Despite higher valuations, the piece argues they have not been a headwind to returns. It cites a 147.5% increase in the S&P 500 over the past six years, or 16.3% annualized—about double the long-term average.
Support for the rally is attributed to earnings strength. Next-12-month earnings expectations have risen 137% cumulatively over the past six years. While sell-side consensus points to mid-teens earnings growth, the article says expectations have been moving steadily higher, diverging from historical patterns and providing fundamental support. It also notes that information technology, energy, and materials have shown notable strength, and that first-quarter earnings results so far (with two-thirds of market cap reporting) have been solid, with strong delivery and upside surprises across sectors.
The article continues to favor non-U.S. equities relative to domestic stocks. Emerging markets (EM) are highlighted as particularly compelling despite recent strength, supported by robust revisions to earnings expectations and a constructive fundamental outlook. Valuations in EM are described as less challenging than in the U.S., and the piece argues that the idea that “the stock market is not the economy” applies even more strongly in many EM countries, including those that are significant oil importers.
Developed non-U.S. equities are also expected to benefit from positive earnings revisions and attractive valuations, though to a lesser degree.

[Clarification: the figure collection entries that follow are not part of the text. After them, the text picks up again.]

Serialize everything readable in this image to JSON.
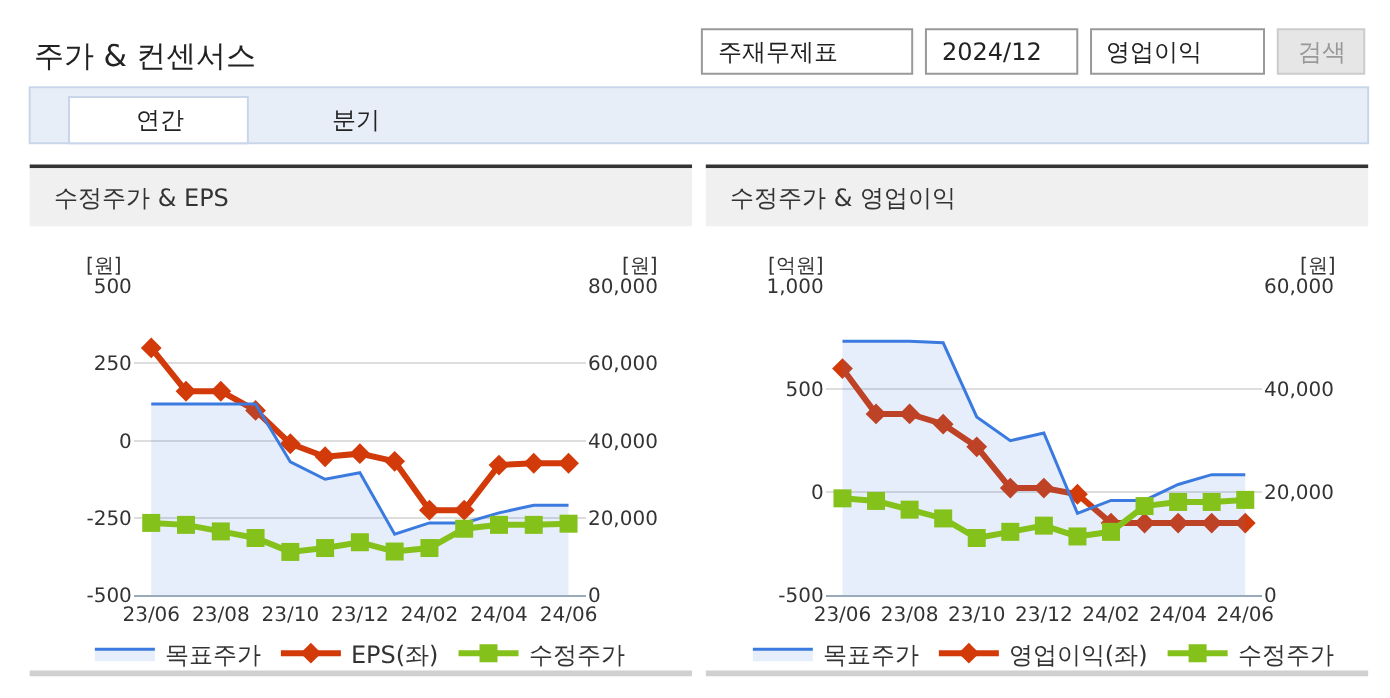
{
  "chart_data": [
    {
      "type": "other",
      "title": "주가 & 컨센서스",
      "annotations": [
        "주재무제표",
        "2024/12",
        "영업이익",
        "검색",
        "연간",
        "분기"
      ]
    },
    {
      "type": "line",
      "title": "수정주가 & EPS",
      "ylabel": "[원]",
      "y2label": "[원]",
      "categories": [
        "23/06",
        null,
        "23/08",
        null,
        "23/10",
        null,
        "23/12",
        null,
        "24/02",
        null,
        "24/04",
        null,
        "24/06"
      ],
      "ylim": [
        -500,
        500
      ],
      "yticks": [
        -500,
        -250,
        0,
        250,
        500
      ],
      "y2lim": [
        0,
        80000
      ],
      "y2ticks": [
        0,
        {
          "value": 20000,
          "label": "20,000"
        },
        {
          "value": 40000,
          "label": "40,000"
        },
        {
          "value": 60000,
          "label": "60,000"
        },
        {
          "value": 80000,
          "label": "80,000"
        }
      ],
      "grid": "y",
      "legend": "bottom",
      "series": [
        {
          "name": "목표주가",
          "type": "area",
          "axis": "y2",
          "color": "#3b7be0",
          "marker": "none",
          "values": [
            49500,
            49500,
            49500,
            49500,
            34500,
            30000,
            31700,
            15800,
            18700,
            18700,
            21300,
            23300,
            23300
          ]
        },
        {
          "name": "EPS(좌)",
          "type": "line",
          "color": "#d23a0a",
          "marker": "diamond",
          "values": [
            300,
            160,
            160,
            98,
            -10,
            -52,
            -42,
            -67,
            -225,
            -225,
            -79,
            -73,
            -73
          ]
        },
        {
          "name": "수정주가",
          "type": "line",
          "axis": "y2",
          "color": "#84c11b",
          "marker": "square",
          "values": [
            18700,
            18200,
            16500,
            14800,
            11200,
            12200,
            13700,
            11300,
            12200,
            17200,
            18200,
            18200,
            18500
          ]
        }
      ]
    },
    {
      "type": "line",
      "title": "수정주가 & 영업이익",
      "ylabel": "[억원]",
      "y2label": "[원]",
      "categories": [
        "23/06",
        null,
        "23/08",
        null,
        "23/10",
        null,
        "23/12",
        null,
        "24/02",
        null,
        "24/04",
        null,
        "24/06"
      ],
      "ylim": [
        -500,
        1000
      ],
      "yticks": [
        -500,
        0,
        500,
        {
          "value": 1000,
          "label": "1,000"
        }
      ],
      "y2lim": [
        0,
        60000
      ],
      "y2ticks": [
        0,
        {
          "value": 20000,
          "label": "20,000"
        },
        {
          "value": 40000,
          "label": "40,000"
        },
        {
          "value": 60000,
          "label": "60,000"
        }
      ],
      "grid": "y",
      "legend": "bottom",
      "series": [
        {
          "name": "목표주가",
          "type": "area",
          "axis": "y2",
          "color": "#3b7be0",
          "marker": "none",
          "values": [
            49300,
            49300,
            49300,
            49000,
            34600,
            30000,
            31500,
            15900,
            18400,
            18400,
            21500,
            23400,
            23400
          ]
        },
        {
          "name": "영업이익(좌)",
          "type": "line",
          "color": "#d23a0a",
          "marker": "diamond",
          "values": [
            600,
            380,
            380,
            330,
            220,
            20,
            20,
            -10,
            -150,
            -150,
            -150,
            -150,
            -150
          ]
        },
        {
          "name": "수정주가",
          "type": "line",
          "axis": "y2",
          "color": "#84c11b",
          "marker": "square",
          "values": [
            18800,
            18300,
            16600,
            14900,
            11100,
            12300,
            13500,
            11400,
            12300,
            17300,
            18100,
            18100,
            18500
          ]
        }
      ]
    }
  ]
}
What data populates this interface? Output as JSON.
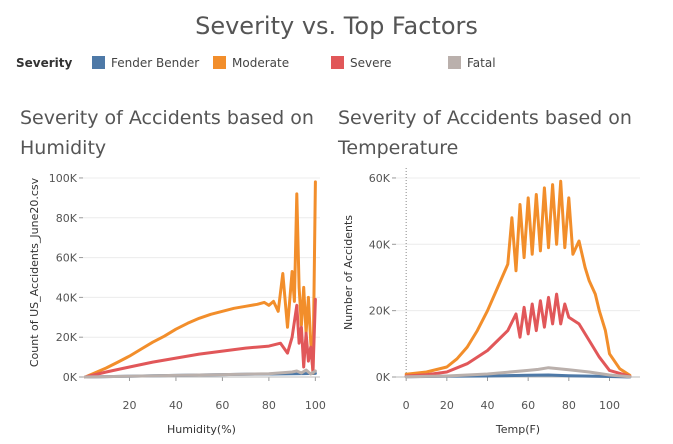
{
  "title": "Severity vs. Top Factors",
  "legend": {
    "title": "Severity",
    "items": [
      {
        "label": "Fender Bender",
        "color": "#4e79a7"
      },
      {
        "label": "Moderate",
        "color": "#f28e2b"
      },
      {
        "label": "Severe",
        "color": "#e15759"
      },
      {
        "label": "Fatal",
        "color": "#bab0ac"
      }
    ]
  },
  "chart_data": [
    {
      "type": "line",
      "title": "Severity of Accidents based on Humidity",
      "xlabel": "Humidity(%)",
      "ylabel": "Count of US_Accidents_June20.csv",
      "xlim": [
        0,
        102
      ],
      "ylim": [
        0,
        105000
      ],
      "xticks": [
        20,
        40,
        60,
        80,
        100
      ],
      "yticks": [
        0,
        20000,
        40000,
        60000,
        80000,
        100000
      ],
      "ytick_labels": [
        "0K",
        "20K",
        "40K",
        "60K",
        "80K",
        "100K"
      ],
      "grid": true,
      "series": [
        {
          "name": "Fender Bender",
          "color": "#4e79a7",
          "x": [
            1,
            10,
            20,
            30,
            40,
            50,
            60,
            70,
            80,
            90,
            95,
            100
          ],
          "y": [
            0,
            200,
            400,
            600,
            800,
            1000,
            1200,
            1400,
            1500,
            1600,
            1700,
            1800
          ]
        },
        {
          "name": "Moderate",
          "color": "#f28e2b",
          "x": [
            1,
            5,
            10,
            15,
            20,
            25,
            30,
            35,
            40,
            45,
            50,
            55,
            60,
            65,
            70,
            75,
            78,
            80,
            82,
            84,
            86,
            88,
            90,
            91,
            92,
            93,
            94,
            95,
            96,
            97,
            98,
            99,
            100
          ],
          "y": [
            0,
            2000,
            4500,
            7500,
            10500,
            14000,
            17500,
            20500,
            24000,
            27000,
            29500,
            31500,
            33000,
            34500,
            35500,
            36500,
            37500,
            36000,
            38000,
            33000,
            52000,
            25000,
            53000,
            38000,
            92000,
            45000,
            26000,
            45000,
            22000,
            40000,
            18000,
            2000,
            98000
          ]
        },
        {
          "name": "Severe",
          "color": "#e15759",
          "x": [
            1,
            10,
            20,
            30,
            40,
            50,
            60,
            70,
            75,
            80,
            85,
            88,
            90,
            92,
            93,
            94,
            95,
            96,
            97,
            98,
            99,
            100
          ],
          "y": [
            0,
            2500,
            5000,
            7500,
            9500,
            11500,
            13000,
            14500,
            15000,
            15500,
            17000,
            12000,
            20000,
            36000,
            17000,
            25000,
            5000,
            22000,
            8000,
            15000,
            3000,
            39000
          ]
        },
        {
          "name": "Fatal",
          "color": "#bab0ac",
          "x": [
            1,
            20,
            40,
            60,
            80,
            90,
            92,
            94,
            96,
            98,
            100
          ],
          "y": [
            0,
            400,
            800,
            1200,
            1600,
            2500,
            3000,
            2000,
            3500,
            1500,
            3000
          ]
        }
      ]
    },
    {
      "type": "line",
      "title": "Severity of Accidents based on Temperature",
      "xlabel": "Temp(F)",
      "ylabel": "Number of Accidents",
      "xlim": [
        -5,
        115
      ],
      "ylim": [
        0,
        63000
      ],
      "xticks": [
        0,
        20,
        40,
        60,
        80,
        100
      ],
      "yticks": [
        0,
        20000,
        40000,
        60000
      ],
      "ytick_labels": [
        "0K",
        "20K",
        "40K",
        "60K"
      ],
      "grid": true,
      "series": [
        {
          "name": "Fender Bender",
          "color": "#4e79a7",
          "x": [
            0,
            20,
            40,
            60,
            70,
            80,
            100,
            110
          ],
          "y": [
            100,
            200,
            300,
            500,
            600,
            400,
            150,
            0
          ]
        },
        {
          "name": "Moderate",
          "color": "#f28e2b",
          "x": [
            0,
            10,
            20,
            25,
            30,
            35,
            40,
            45,
            50,
            52,
            54,
            56,
            58,
            60,
            62,
            64,
            66,
            68,
            70,
            72,
            74,
            76,
            78,
            80,
            82,
            85,
            88,
            90,
            93,
            95,
            98,
            100,
            105,
            110
          ],
          "y": [
            800,
            1500,
            3000,
            5500,
            9000,
            14000,
            20000,
            27000,
            34000,
            48000,
            32000,
            52000,
            36000,
            54000,
            37000,
            55000,
            38000,
            57000,
            39000,
            58000,
            40000,
            59000,
            39000,
            54000,
            37000,
            41000,
            33000,
            29000,
            25000,
            20000,
            14000,
            7000,
            2500,
            500
          ]
        },
        {
          "name": "Severe",
          "color": "#e15759",
          "x": [
            0,
            10,
            20,
            30,
            40,
            45,
            50,
            54,
            56,
            58,
            60,
            62,
            64,
            66,
            68,
            70,
            72,
            74,
            76,
            78,
            80,
            85,
            90,
            95,
            100,
            110
          ],
          "y": [
            300,
            700,
            1500,
            4000,
            8000,
            11000,
            14000,
            19000,
            12000,
            21000,
            13000,
            22000,
            14000,
            23000,
            15000,
            24000,
            16000,
            25000,
            16000,
            22000,
            18000,
            16000,
            11000,
            6000,
            2000,
            200
          ]
        },
        {
          "name": "Fatal",
          "color": "#bab0ac",
          "x": [
            0,
            20,
            40,
            60,
            65,
            70,
            75,
            80,
            90,
            100,
            110
          ],
          "y": [
            100,
            300,
            900,
            2000,
            2300,
            2800,
            2500,
            2200,
            1500,
            600,
            100
          ]
        }
      ]
    }
  ]
}
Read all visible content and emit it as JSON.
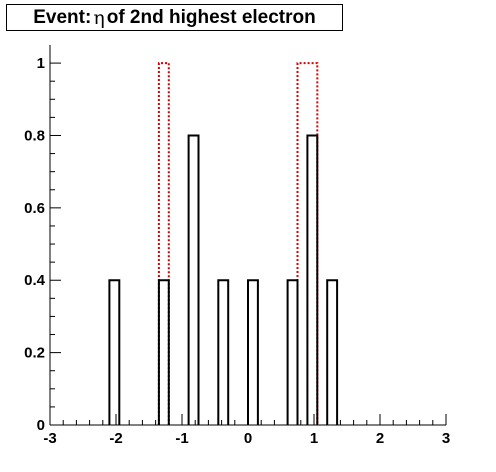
{
  "title": {
    "prefix": "Event: ",
    "symbol": "η",
    "suffix": " of 2nd highest electron"
  },
  "chart_data": {
    "type": "bar",
    "title": "Event: η of 2nd highest electron",
    "xlabel": "",
    "ylabel": "",
    "xlim": [
      -3,
      3
    ],
    "ylim": [
      0,
      1.05
    ],
    "grid": false,
    "legend": "none",
    "bin_width": 0.15,
    "x_ticks": [
      -3,
      -2,
      -1,
      0,
      1,
      2,
      3
    ],
    "y_ticks": [
      0,
      0.2,
      0.4,
      0.6,
      0.8,
      1
    ],
    "x_tick_labels": [
      "-3",
      "-2",
      "-1",
      "0",
      "1",
      "2",
      "3"
    ],
    "y_tick_labels": [
      "0",
      "0.2",
      "0.4",
      "0.6",
      "0.8",
      "1"
    ],
    "series": [
      {
        "style": "solid",
        "color": "#000000",
        "bins": [
          {
            "x0": -2.1,
            "x1": -1.95,
            "value": 0.4
          },
          {
            "x0": -1.35,
            "x1": -1.2,
            "value": 0.4
          },
          {
            "x0": -0.9,
            "x1": -0.75,
            "value": 0.8
          },
          {
            "x0": -0.45,
            "x1": -0.3,
            "value": 0.4
          },
          {
            "x0": 0.0,
            "x1": 0.15,
            "value": 0.4
          },
          {
            "x0": 0.6,
            "x1": 0.75,
            "value": 0.4
          },
          {
            "x0": 0.9,
            "x1": 1.05,
            "value": 0.8
          },
          {
            "x0": 1.2,
            "x1": 1.35,
            "value": 0.4
          }
        ]
      },
      {
        "style": "dotted",
        "color": "#dd0000",
        "bins": [
          {
            "x0": -1.35,
            "x1": -1.2,
            "value": 1.0
          },
          {
            "x0": 0.75,
            "x1": 1.05,
            "value": 1.0
          }
        ]
      }
    ]
  }
}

Markets have quickly reclaimed new highs, and the article characterizes the underlying backdrop as supportive: labor market stabilization and a view that economic fallout from Middle East tensions will remain manageable. Elevated valuations call for selectivity, but the piece argues history suggests investors need not avoid new highs—particularly when earnings expectations remain firm. The recommended approach is to stay disciplined, use volatility to deploy capital, and modestly favor non-U.S. equities with stronger earnings revisions and more reasonable valuations.